The Aboriginal Healing Foundation Research Series
Introduction
In 1992, a national team of researchers was funded by the Canadian Institutes of Health Research (CIHR) to form the National Network for Aboriginal Mental Health Research. One of the funded projects within this network was “Models and Metaphors of Mental Health and Healing in Aboriginal Communities.” Working in conjunction with the Aboriginal Healing Foundation (AHF), several goals for this project were developed.
First, we sought to provide descriptions of five AHF-funded healing programs that would allow for comparisons among them and the generation of models of best practices in the delivery of healing services to traumatized Aboriginal individuals and communities. We were mindful that the mandate of the AHF was not indeterminate; sooner or later funding would end and, unfortunately, possibly many of the programs and centres it funded. As part of the legacy of the AHF, it was important to have some detailed documentation, inherently qualitative in nature, about what these programs actually looked like. Proposal applications and AHF site visits, quarterly reporting, and audits were not designed to understand the daily workings of healing programs as staff and clients grappled with complex issues and problems. These were designed to monitor program efficacy in project finance and work plan fulfillment. Programs naturally undergo change from the funding proposal stage, where applicants detail what they hope to accomplish and how, to implementation, where they put the plan into action and adjust to the logistics of a real client base, real therapists, and a limited budget. It was important to attain a snapshot of what was really going on in an effort to provide a record of what approaches were more successful than others. We hoped to provide sufficient details of treatment models that future centres and programs would find useful for their own planning. Many AHF-funded programs, and those that fall outside of AHF funding parameters yet deal with substantially the same issues, have been forced to reinvent the wheel because of a lack of quality information on what works and what does not. Our aim in this research was to provide a valuable tool for future program development.

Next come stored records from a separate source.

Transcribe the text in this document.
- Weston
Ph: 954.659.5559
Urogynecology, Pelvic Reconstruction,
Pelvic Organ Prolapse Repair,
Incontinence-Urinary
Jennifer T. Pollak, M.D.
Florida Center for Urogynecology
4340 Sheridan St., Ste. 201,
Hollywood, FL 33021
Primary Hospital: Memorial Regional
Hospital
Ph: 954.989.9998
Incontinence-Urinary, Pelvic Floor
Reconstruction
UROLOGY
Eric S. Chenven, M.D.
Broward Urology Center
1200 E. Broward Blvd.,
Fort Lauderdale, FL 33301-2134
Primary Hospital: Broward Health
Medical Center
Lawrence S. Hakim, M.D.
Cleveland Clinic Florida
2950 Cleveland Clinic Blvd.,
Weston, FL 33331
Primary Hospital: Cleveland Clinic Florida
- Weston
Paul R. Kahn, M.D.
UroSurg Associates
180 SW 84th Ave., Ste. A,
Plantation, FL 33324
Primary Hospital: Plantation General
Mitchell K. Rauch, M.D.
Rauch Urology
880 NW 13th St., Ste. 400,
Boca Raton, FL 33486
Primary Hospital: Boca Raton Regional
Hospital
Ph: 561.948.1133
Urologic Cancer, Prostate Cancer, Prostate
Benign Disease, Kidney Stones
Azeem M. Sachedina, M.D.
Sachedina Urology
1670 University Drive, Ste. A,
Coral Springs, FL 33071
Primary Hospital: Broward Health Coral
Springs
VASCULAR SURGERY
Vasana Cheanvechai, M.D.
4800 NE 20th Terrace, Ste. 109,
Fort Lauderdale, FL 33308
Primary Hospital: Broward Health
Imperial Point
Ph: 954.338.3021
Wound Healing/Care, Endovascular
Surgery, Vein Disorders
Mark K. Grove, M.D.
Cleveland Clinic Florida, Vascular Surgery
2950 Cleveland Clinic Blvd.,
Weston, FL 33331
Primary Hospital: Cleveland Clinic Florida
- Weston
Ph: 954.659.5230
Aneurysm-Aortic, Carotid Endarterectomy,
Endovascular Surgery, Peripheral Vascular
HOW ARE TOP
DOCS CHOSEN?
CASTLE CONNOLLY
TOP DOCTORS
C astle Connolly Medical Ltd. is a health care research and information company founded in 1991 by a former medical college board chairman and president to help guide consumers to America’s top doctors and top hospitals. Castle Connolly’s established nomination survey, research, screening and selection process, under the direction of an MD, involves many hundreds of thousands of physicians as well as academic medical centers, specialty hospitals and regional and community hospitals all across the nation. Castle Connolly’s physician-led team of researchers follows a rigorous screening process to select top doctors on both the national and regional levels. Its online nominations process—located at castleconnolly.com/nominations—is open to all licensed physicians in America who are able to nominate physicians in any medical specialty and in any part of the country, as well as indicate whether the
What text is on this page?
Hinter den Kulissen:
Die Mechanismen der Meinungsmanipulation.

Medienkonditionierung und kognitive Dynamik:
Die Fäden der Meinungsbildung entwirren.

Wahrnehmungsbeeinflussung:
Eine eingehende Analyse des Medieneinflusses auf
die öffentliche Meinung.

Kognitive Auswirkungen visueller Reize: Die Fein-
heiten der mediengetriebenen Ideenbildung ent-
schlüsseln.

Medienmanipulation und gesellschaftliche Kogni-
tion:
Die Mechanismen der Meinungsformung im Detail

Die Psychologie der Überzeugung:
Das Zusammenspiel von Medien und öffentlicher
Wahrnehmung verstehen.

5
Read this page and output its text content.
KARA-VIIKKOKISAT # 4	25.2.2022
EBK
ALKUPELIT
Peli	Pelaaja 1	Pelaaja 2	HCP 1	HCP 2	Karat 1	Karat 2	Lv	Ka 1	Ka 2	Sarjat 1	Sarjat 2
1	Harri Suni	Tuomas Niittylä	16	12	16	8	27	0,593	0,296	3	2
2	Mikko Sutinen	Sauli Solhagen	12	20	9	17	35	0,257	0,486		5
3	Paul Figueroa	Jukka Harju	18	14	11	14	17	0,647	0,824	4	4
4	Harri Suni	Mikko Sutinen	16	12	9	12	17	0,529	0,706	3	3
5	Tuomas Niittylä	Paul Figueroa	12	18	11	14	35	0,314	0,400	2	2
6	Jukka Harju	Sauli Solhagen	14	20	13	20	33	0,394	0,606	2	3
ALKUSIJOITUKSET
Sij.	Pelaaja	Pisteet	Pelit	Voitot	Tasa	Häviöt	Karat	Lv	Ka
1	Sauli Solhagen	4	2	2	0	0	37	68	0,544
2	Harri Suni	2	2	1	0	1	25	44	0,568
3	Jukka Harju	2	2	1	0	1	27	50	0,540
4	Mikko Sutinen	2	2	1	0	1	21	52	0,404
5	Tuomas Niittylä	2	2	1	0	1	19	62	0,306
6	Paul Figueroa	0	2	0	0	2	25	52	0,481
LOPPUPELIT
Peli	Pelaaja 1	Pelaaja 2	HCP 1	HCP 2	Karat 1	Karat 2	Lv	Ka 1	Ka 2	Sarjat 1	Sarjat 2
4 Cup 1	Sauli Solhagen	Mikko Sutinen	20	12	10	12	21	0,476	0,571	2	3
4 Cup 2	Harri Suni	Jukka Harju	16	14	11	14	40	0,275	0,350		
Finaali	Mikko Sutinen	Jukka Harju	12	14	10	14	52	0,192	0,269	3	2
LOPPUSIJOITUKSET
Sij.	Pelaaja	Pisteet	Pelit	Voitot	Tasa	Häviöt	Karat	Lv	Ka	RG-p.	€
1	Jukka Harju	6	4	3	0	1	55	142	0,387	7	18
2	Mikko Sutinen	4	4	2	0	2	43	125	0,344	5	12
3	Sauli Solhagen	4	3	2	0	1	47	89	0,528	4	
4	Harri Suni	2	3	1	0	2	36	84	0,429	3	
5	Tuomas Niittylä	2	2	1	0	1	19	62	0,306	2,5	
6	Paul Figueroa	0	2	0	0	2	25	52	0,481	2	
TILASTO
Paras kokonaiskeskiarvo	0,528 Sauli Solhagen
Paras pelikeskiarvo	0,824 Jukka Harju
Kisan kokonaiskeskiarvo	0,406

The second goal was to develop our understanding of the meanings and processes of healing in Aboriginal communities. At the outset, it was our sense that, despite the widespread adoption of healing discourse by Aboriginal people and others, what was actually meant by healing was ill-defined, variable, and inherently flexible. It made sense that to study the impact of healing programs one also needed to understand how clients and therapists/healers understood this key concept and employed it to frame their experiences. Further, we wished to discern if healing meant something different across the various types of programs and regions represented in this study.
The third goal was to contribute to theoretical understandings of the process of healing and the development of appropriate research methodologies to study it. All the primary researchers in this project are university-based scholars who are committed to the advancement of social scientific knowledge in the service of humankind. It is our view that theoretical issues, when properly addressed within an ethical context, are inherently valuable to the broader community because they speak to the transferability of the findings. It was our goal that the lessons learned in this project be communicated widely because of their potential usefulness to others, and a scholarly approach was one means of doing this. However, in this publication, we have endeavoured to present our work in an accessible form, so that therapists, healers, clients, and other interested service providers can obtain maximum benefit. Broader, more theoretical treatments will likely be forthcoming in other venues by the various authors.
The five programs chosen for the study were selected in consultation with the AHF on the basis of several criteria that represent a broad cross-section of relevant geographical, cultural, and service-style considerations and AHF case studies. Programs were located in rural, remote, and urban regions of Canada, from the west coast to the east coast, from urban centre to Subarctic and Arctic, in British Columbia, Nunavut, Saskatchewan, Manitoba, and New Brunswick. Some were residential treatment centres, where clients underwent treatment on an in-patient basis; others were outpatient facilities and even drop-in clinics. Further, some were located in community contexts allowing for some degree of uniformity in the cultural heritage of the client base, and in other instances, the treatment centre clients came from varied culturally different backgrounds.
The project director (Waldram) selected the researchers (Adelson, Fiske, Fletcher, and Gone) based on their expertise and experience in working on health issues with Aboriginal communities. In several cases, these researchers brought in other partners to assist in the work.